Across the Pacific, the Trump administration is focusing all its energy on mitigating the pandemic and reopening the economy. The White House now seems to have no interest in negotiations with North Korea and lifting sanctions in the foreseeable future. Even worse, with Joe Biden as the presumptive presidential candidate for the Democratic Party, what may trouble Kim most is Biden’s potential victory in the November 2020 election. The former vice president has always been critical of Trump’s North Korea policy and vowed to reverse the current course. As retaliation, North Korean mass media has lashed out at Biden and called him a “mad dog.” If Biden is elected, Kim will have to face a more hostile adversary, albeit a well-known figure as the vice president in the Obama administration.

Faced with such a gloomy future, economically and internationally, the pressure will put more strain on Kim’s already vulnerable cardiovascular system. Simply put, if Kim decides to continue his dictatorial control of the state, his health may be in danger and the world could greet a new North Korean leader anytime in the near future.

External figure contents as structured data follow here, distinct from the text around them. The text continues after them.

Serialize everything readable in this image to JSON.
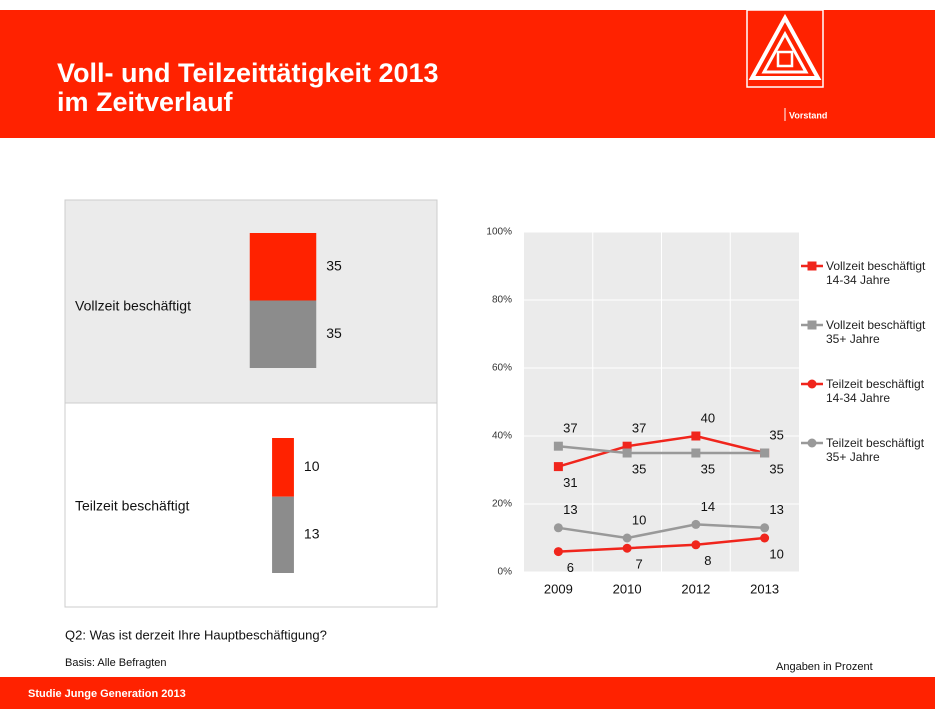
{
  "header": {
    "title": [
      "Voll- und Teilzeittätigkeit 2013",
      "im Zeitverlauf"
    ],
    "logo_text": "Vorstand"
  },
  "chart_data": [
    {
      "type": "mosaic-bar",
      "categories": [
        "Vollzeit beschäftigt",
        "Teilzeit beschäftigt"
      ],
      "series": [
        {
          "color": "#ff2200",
          "values": [
            35,
            10
          ]
        },
        {
          "color": "#8c8c8c",
          "values": [
            35,
            13
          ]
        }
      ]
    },
    {
      "type": "line",
      "categories": [
        "2009",
        "2010",
        "2012",
        "2013"
      ],
      "series": [
        {
          "name": "Vollzeit beschäftigt 14-34 Jahre",
          "color": "#f0251c",
          "marker": "square",
          "values": [
            31,
            37,
            40,
            35
          ]
        },
        {
          "name": "Vollzeit beschäftigt 35+ Jahre",
          "color": "#999999",
          "marker": "square",
          "values": [
            37,
            35,
            35,
            35
          ]
        },
        {
          "name": "Teilzeit beschäftigt 14-34 Jahre",
          "color": "#f0251c",
          "marker": "circle",
          "values": [
            6,
            7,
            8,
            10
          ]
        },
        {
          "name": "Teilzeit beschäftigt 35+ Jahre",
          "color": "#999999",
          "marker": "circle",
          "values": [
            13,
            10,
            14,
            13
          ]
        }
      ],
      "ylim": [
        0,
        100
      ],
      "yticks": [
        {
          "value": 0,
          "label": "0%"
        },
        {
          "value": 20,
          "label": "20%"
        },
        {
          "value": 40,
          "label": "40%"
        },
        {
          "value": 60,
          "label": "60%"
        },
        {
          "value": 80,
          "label": "80%"
        },
        {
          "value": 100,
          "label": "100%"
        }
      ],
      "grid": true,
      "legend": "right"
    }
  ],
  "footer": {
    "question": "Q2: Was ist derzeit Ihre Hauptbeschäftigung?",
    "basis": "Basis: Alle Befragten",
    "unit_note": "Angaben in Prozent",
    "study": "Studie Junge Generation 2013"
  }
}
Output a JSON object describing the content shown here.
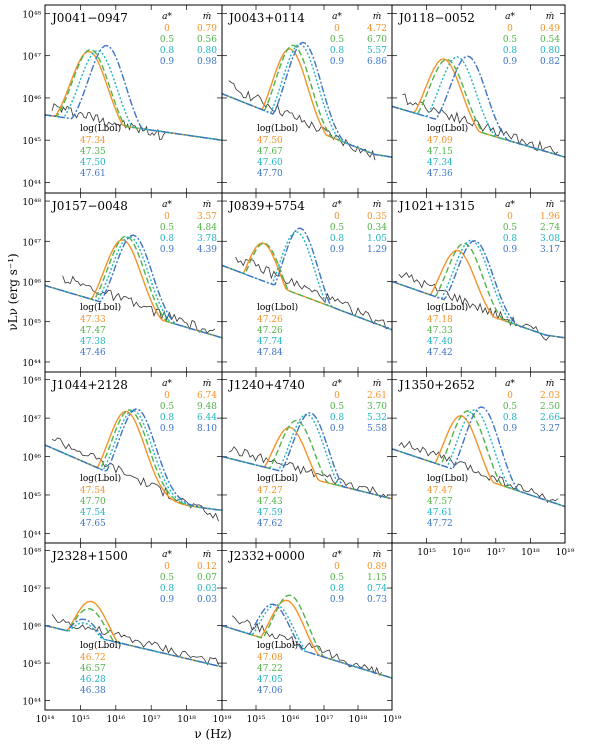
{
  "figure": {
    "xlabel": "ν (Hz)",
    "ylabel": "νLν (erg s⁻¹)"
  },
  "axes": {
    "x_ticks": [
      "10¹⁴",
      "10¹⁵",
      "10¹⁶",
      "10¹⁷",
      "10¹⁸",
      "10¹⁹"
    ],
    "y_ticks": [
      "10⁴⁴",
      "10⁴⁵",
      "10⁴⁶",
      "10⁴⁷",
      "10⁴⁸"
    ],
    "x_log_range": [
      14,
      19
    ],
    "y_log_range": [
      43.75,
      48.2
    ]
  },
  "table_headers": {
    "spin": "a*",
    "mdot": "ṁ",
    "lbol": "log(Lbol)"
  },
  "series_colors": [
    "#f5932a",
    "#52b348",
    "#1fb5c0",
    "#3d73c6"
  ],
  "spin_values": [
    "0",
    "0.5",
    "0.8",
    "0.9"
  ],
  "chart_data": [
    {
      "type": "line",
      "object": "J0041−0947",
      "mdot": [
        "0.79",
        "0.56",
        "0.80",
        "0.98"
      ],
      "log_Lbol": [
        "47.34",
        "47.35",
        "47.50",
        "47.61"
      ],
      "peaks": [
        {
          "x": 15.25,
          "y": 46.95
        },
        {
          "x": 15.3,
          "y": 47.0
        },
        {
          "x": 15.5,
          "y": 47.0
        },
        {
          "x": 15.75,
          "y": 47.15
        }
      ],
      "data": {
        "x": [
          14.2,
          17.4
        ],
        "y": [
          45.8,
          45.1
        ]
      }
    },
    {
      "type": "line",
      "object": "J0043+0114",
      "mdot": [
        "4.72",
        "6.70",
        "5.57",
        "6.86"
      ],
      "log_Lbol": [
        "47.50",
        "47.67",
        "47.60",
        "47.70"
      ],
      "peaks": [
        {
          "x": 16.0,
          "y": 47.1
        },
        {
          "x": 16.1,
          "y": 47.2
        },
        {
          "x": 16.3,
          "y": 47.25
        },
        {
          "x": 16.4,
          "y": 47.3
        }
      ],
      "data": {
        "x": [
          14.2,
          18.5
        ],
        "y": [
          46.3,
          44.6
        ]
      }
    },
    {
      "type": "line",
      "object": "J0118−0052",
      "mdot": [
        "0.49",
        "0.54",
        "0.80",
        "0.82"
      ],
      "log_Lbol": [
        "47.09",
        "47.15",
        "47.34",
        "47.36"
      ],
      "peaks": [
        {
          "x": 15.5,
          "y": 46.8
        },
        {
          "x": 15.6,
          "y": 46.8
        },
        {
          "x": 15.9,
          "y": 46.9
        },
        {
          "x": 16.2,
          "y": 46.95
        }
      ],
      "data": {
        "x": [
          14.3,
          18.8
        ],
        "y": [
          46.0,
          44.7
        ]
      }
    },
    {
      "type": "line",
      "object": "J0157−0048",
      "mdot": [
        "3.57",
        "4.84",
        "3.78",
        "4.39"
      ],
      "log_Lbol": [
        "47.33",
        "47.47",
        "47.38",
        "47.46"
      ],
      "peaks": [
        {
          "x": 16.2,
          "y": 47.0
        },
        {
          "x": 16.3,
          "y": 47.1
        },
        {
          "x": 16.4,
          "y": 47.1
        },
        {
          "x": 16.5,
          "y": 47.15
        }
      ],
      "data": {
        "x": [
          14.5,
          18.8
        ],
        "y": [
          46.1,
          44.7
        ]
      }
    },
    {
      "type": "line",
      "object": "J0839+5754",
      "mdot": [
        "0.35",
        "0.34",
        "1.05",
        "1.29"
      ],
      "log_Lbol": [
        "47.26",
        "47.26",
        "47.74",
        "47.84"
      ],
      "peaks": [
        {
          "x": 15.2,
          "y": 46.8
        },
        {
          "x": 15.25,
          "y": 46.8
        },
        {
          "x": 16.2,
          "y": 47.2
        },
        {
          "x": 16.3,
          "y": 47.3
        }
      ],
      "data": {
        "x": [
          14.4,
          18.9
        ],
        "y": [
          46.6,
          44.9
        ]
      }
    },
    {
      "type": "line",
      "object": "J1021+1315",
      "mdot": [
        "1.96",
        "2.74",
        "3.08",
        "3.17"
      ],
      "log_Lbol": [
        "47.18",
        "47.33",
        "47.40",
        "47.42"
      ],
      "peaks": [
        {
          "x": 15.9,
          "y": 46.7
        },
        {
          "x": 16.1,
          "y": 46.9
        },
        {
          "x": 16.3,
          "y": 47.0
        },
        {
          "x": 16.4,
          "y": 47.0
        }
      ],
      "data": {
        "x": [
          14.2,
          18.6
        ],
        "y": [
          46.2,
          44.6
        ]
      }
    },
    {
      "type": "line",
      "object": "J1044+2128",
      "mdot": [
        "6.74",
        "9.48",
        "6.44",
        "8.10"
      ],
      "log_Lbol": [
        "47.54",
        "47.70",
        "47.54",
        "47.65"
      ],
      "peaks": [
        {
          "x": 16.3,
          "y": 47.15
        },
        {
          "x": 16.4,
          "y": 47.2
        },
        {
          "x": 16.5,
          "y": 47.2
        },
        {
          "x": 16.6,
          "y": 47.25
        }
      ],
      "data": {
        "x": [
          14.2,
          18.9
        ],
        "y": [
          46.5,
          44.4
        ]
      }
    },
    {
      "type": "line",
      "object": "J1240+4740",
      "mdot": [
        "2.61",
        "3.70",
        "5.32",
        "5.58"
      ],
      "log_Lbol": [
        "47.27",
        "47.43",
        "47.59",
        "47.62"
      ],
      "peaks": [
        {
          "x": 16.0,
          "y": 46.7
        },
        {
          "x": 16.2,
          "y": 46.9
        },
        {
          "x": 16.5,
          "y": 47.1
        },
        {
          "x": 16.6,
          "y": 47.15
        }
      ],
      "data": {
        "x": [
          14.2,
          18.9
        ],
        "y": [
          46.2,
          45.0
        ]
      }
    },
    {
      "type": "line",
      "object": "J1350+2652",
      "mdot": [
        "2.03",
        "2.50",
        "2.66",
        "3.27"
      ],
      "log_Lbol": [
        "47.47",
        "47.57",
        "47.61",
        "47.72"
      ],
      "peaks": [
        {
          "x": 16.0,
          "y": 47.0
        },
        {
          "x": 16.2,
          "y": 47.15
        },
        {
          "x": 16.4,
          "y": 47.2
        },
        {
          "x": 16.6,
          "y": 47.3
        }
      ],
      "data": {
        "x": [
          14.2,
          18.8
        ],
        "y": [
          46.4,
          44.8
        ]
      }
    },
    {
      "type": "line",
      "object": "J2328+1500",
      "mdot": [
        "0.12",
        "0.07",
        "0.03",
        "0.03"
      ],
      "log_Lbol": [
        "46.72",
        "46.57",
        "46.28",
        "46.38"
      ],
      "peaks": [
        {
          "x": 15.3,
          "y": 46.5
        },
        {
          "x": 15.25,
          "y": 46.3
        },
        {
          "x": 15.1,
          "y": 45.9
        },
        {
          "x": 15.1,
          "y": 46.0
        }
      ],
      "data": {
        "x": [
          14.2,
          18.9
        ],
        "y": [
          46.2,
          45.0
        ]
      }
    },
    {
      "type": "line",
      "object": "J2332+0000",
      "mdot": [
        "0.89",
        "1.15",
        "0.74",
        "0.73"
      ],
      "log_Lbol": [
        "47.08",
        "47.22",
        "47.05",
        "47.06"
      ],
      "peaks": [
        {
          "x": 15.9,
          "y": 46.6
        },
        {
          "x": 16.0,
          "y": 46.75
        },
        {
          "x": 15.6,
          "y": 46.45
        },
        {
          "x": 15.5,
          "y": 46.45
        }
      ],
      "data": {
        "x": [
          14.3,
          18.7
        ],
        "y": [
          46.2,
          44.7
        ]
      }
    }
  ]
}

Despite the potential for Kim’s sudden incapacity or death, a succession would not necessarily mean instability for the North Korean regime. Although the external environment is grimmer than in 2011, when Kim Jong Un became the supreme leader, he has laid a solid foundation for his successor in terms of foreign relations. With nuclear weapons at hand, North Korea is holding a trump card to bargain with — and virtually blackmail — the outside world. As tensions rise between China and the United States, it is easier than before for North Korea to reap gains. Although both China and the U.S. regard North Korea as a geopolitical threat, it is getting harder for the two to make coordinated efforts in pressing North Korea to abandon its nuclear weapons. In addition, North Korea does not have to worry about being absorbed by South Korea as the latter is increasingly reluctant to unite with an extremely poor country, which would mean a huge burden for economy. Provided that North Korea does not make provocations and draw attacks from the United States and its allies, or implode as the result of a power struggle, the regime stands a good chance to be left alone and survive an unexpected succession.

Cui Lei is an Associate Research Fellow at the Department for U.S. Studies, China Institute of International Studies.